Visit your customer in person when possible, shake their hands, look them in the eye and give them your word that you’ll take good care of them. Business cards are important for in-person events. The textural exchange of a card and that moment of visually putting your brand in their hands will be remembered more than an impersonal landing page. If distance prevents face to face contact, pick up the phone. Instead of sending an e-mail or text message, call your client to check in with them and to see how they are doing. Just because you care.
Show Your Real Face
Social media made it easy for people to create staged looks and visual imagery, but consumers have grown weary of that. Old school warmth with natural light photography in real settings, lightly edited images, and personable faces are what consumers respond to. This is a shift from what has been recommended in the past. In his book Working with Emotional Intelligence, Daniel Goleman explains that “The rules for work are changing. We’re being judged by a new yardstick: not just by how smart we are, or by our training and expertise, but also by how well we handle ourselves and each other.” If you need help going “back in time” to implement old school branding ideas my personal branding program will help you develop those skills.
Intimate live events that offer a brand experience from the moment guests walk in are a vintage way to build relationships face-to-face. The customer feels honored and served from a place of love. Guests needs are met by making sure that all five senses are considered. This is how I incorporate the five senses into my live events:
- Scent – use essential oils or candles to create an atmosphere. Decide what mood you wish to elicit from the audience to guide your scent choice. Morning time scents are a lemon & lime blend which is fresh and inviting. A suggested afternoon scent is peppermint, which is invigorating. Evening events can be enhanced with the relaxing scents of lavender, frankincense, sage, or sandalwood.
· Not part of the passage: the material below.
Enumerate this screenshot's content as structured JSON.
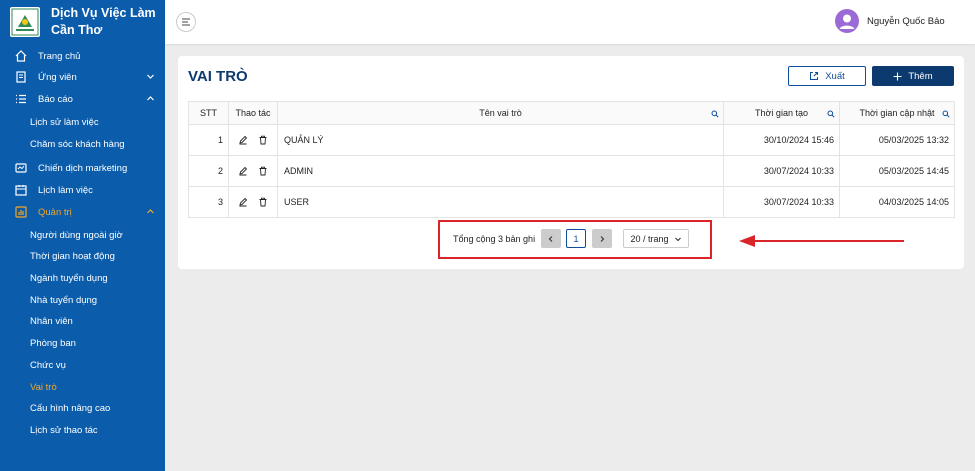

- Vision – what do guests see and how does it make them feel when they enter the event? Walk into the room like it’s your first time in the space and ask yourself if it is cluttered. Does it evoke the kind of environment you want people to think of when they think of your brand? Does the lighting set the mood you desire?
- Taste – I serve clean healthy food designed to nourish the bodies of the attendees. Water infused with fruit or pure essential oils is both nourishing and satisfying to the senses.
- Sound – what do we hear? Use music or nature sounds to set the energy!
- Touch – everything the customer touches is a connection, which is why I pay close attention to texture. Details like room temperature and a comfortable seat cushion are much more important than you make think!
- Sixth sense = Heart – what emotional feel does the room have? What can you do to set the tone for what I call the emotional temperature in the room? We always begin our events with guided visualizations to create a positive mindset and a can-do attitude.
Yes, yes, yes… we do need technology and it plays an important role to be sure, but if you want your brand to stand out, try my Dad’s way of thinking of your customers as part of your family. Your brand will forge strong partnerships with your clients and it will lift the world.